The text of the members’ letter follows:

__

May 8, 2014

The Honorable Gina McCarthy

Administrator

Environmental Protection Agency

1200 Pennsylvania Avenue, N.W.

Washington, DC  20460

Dear Administrator McCarthy,

As members of the Senate and Congressional Western Caucuses, we are contacting you regarding our opposition to the Environmental Protection Agency’s (EPA) efforts to significantly expand federal regulatory authority under the Clean Water Act (CWA).

We have reviewed the proposed rule that you signed on March 25th and have concluded that the rule provides essentially no limit to the CWA jurisdiction.  This is despite the Supreme Court consistently recognizing that Congress limited the authority of the EPA and the Army Corps of Engineers under the CWA.  

There has been strong opposition to EPA’s approach due to the devastating economic impacts that a federal takeover of state waters would have.  Additional and substantial regulatory costs associated with changes in jurisdiction and increased permitting requirements will result in  bureaucratic barriers to economic growth, negatively impacting farms, small businesses, commercial development, road construction and energy production, to name a few.

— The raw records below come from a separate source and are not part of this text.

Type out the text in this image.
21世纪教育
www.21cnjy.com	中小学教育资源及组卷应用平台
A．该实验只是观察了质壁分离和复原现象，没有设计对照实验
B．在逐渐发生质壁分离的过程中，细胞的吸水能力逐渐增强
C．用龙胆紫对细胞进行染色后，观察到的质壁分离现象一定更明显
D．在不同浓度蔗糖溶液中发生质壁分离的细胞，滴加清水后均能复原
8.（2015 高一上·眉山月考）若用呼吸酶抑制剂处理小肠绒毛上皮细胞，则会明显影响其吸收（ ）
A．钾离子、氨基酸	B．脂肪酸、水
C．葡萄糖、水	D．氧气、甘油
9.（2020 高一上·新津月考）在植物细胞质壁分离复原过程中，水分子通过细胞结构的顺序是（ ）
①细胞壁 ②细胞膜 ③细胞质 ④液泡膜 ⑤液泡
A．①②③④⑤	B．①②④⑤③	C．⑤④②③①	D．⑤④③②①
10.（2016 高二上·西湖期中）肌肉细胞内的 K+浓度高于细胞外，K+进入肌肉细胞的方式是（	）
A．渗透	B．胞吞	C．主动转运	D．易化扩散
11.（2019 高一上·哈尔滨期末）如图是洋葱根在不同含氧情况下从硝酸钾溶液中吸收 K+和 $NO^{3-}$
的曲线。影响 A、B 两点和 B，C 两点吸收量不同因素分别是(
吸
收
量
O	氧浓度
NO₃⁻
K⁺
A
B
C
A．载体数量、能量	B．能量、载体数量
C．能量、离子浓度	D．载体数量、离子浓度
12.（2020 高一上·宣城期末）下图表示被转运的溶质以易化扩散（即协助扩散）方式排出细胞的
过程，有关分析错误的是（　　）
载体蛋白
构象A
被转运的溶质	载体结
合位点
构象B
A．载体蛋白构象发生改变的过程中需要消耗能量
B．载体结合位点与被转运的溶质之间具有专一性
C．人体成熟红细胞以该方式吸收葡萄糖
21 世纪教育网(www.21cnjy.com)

The threat of ruinous penalties for alleged noncompliance with the CWA is also likely to become more common given the proposed rule’s expansive approach.  For example, the EPA’s disputed classification of a small, local creek as a “water of the United States” could cost as much as $187,500 per day in civil penalties for Wyoming resident Andrew Johnson.  Similar uncertainty established under the proposed rule will ensure that expanding federal control over intrastate waters will substantially interfere with the ability of individual landowners to use their property.

We share the concerns expressed by the Western Governors Association regarding the lack of meaningful state consultation in crafting this rule.  The Western Governors stated that they –

“expressed concern to the Environmental Protection Agency and U.S. Army Corps of Engineers that a proposed rule clarifying protections under the Clean Water Act for streams and wetlands was developed without sufficient consultation with states

and could impinge on state authority.”

We fail to understand why the EPA has not adequately consulted our Governors about a rule that has such a significant impact on the economy of our states.  For example, rural states in the West have sizeable ranching and farming operations that will be seriously impacted by this rule.  Despite the claim that the Army Corps will exempt 53 farming practices as established by the Natural Resource Conservation Service, the list of 53 does not cover all existing agricultural practices.  There are a number of farming and ranching practices, such as the application of pesticides, that are not covered on this list that occur every day in the West without penalty.  Under this new proposed rule, it appears those farmers and ranchers will need to get a permit or be penalized if they continue to use those non-covered practices in new federal waters. 

Congress has demonstrated strong opposition to past efforts to have the federal government control all wet areas of the states.  During the recent consideration of the Water Resources Development Act (WRDA), a bipartisan group of Senators voted 52 to 44 to reject the EPA’s Clean Water Act Jurisdiction Guidance, which would have also resulted in effectively unlimited jurisdiction over intrastate water bodies.  Efforts to pass legislation to have the federal government control all non-navigable waters have also failed in past Congresses.

We urge you to change course by committing to operating under the limits established by Congress, recognizing the states’ primary role in regulating and protecting their streams, ponds, wetlands and other bodies of water.  We also again ask that you consider the economic impacts of your policies knowing that your actions will have serious impacts on struggling families, seniors, low-income households and small business owners.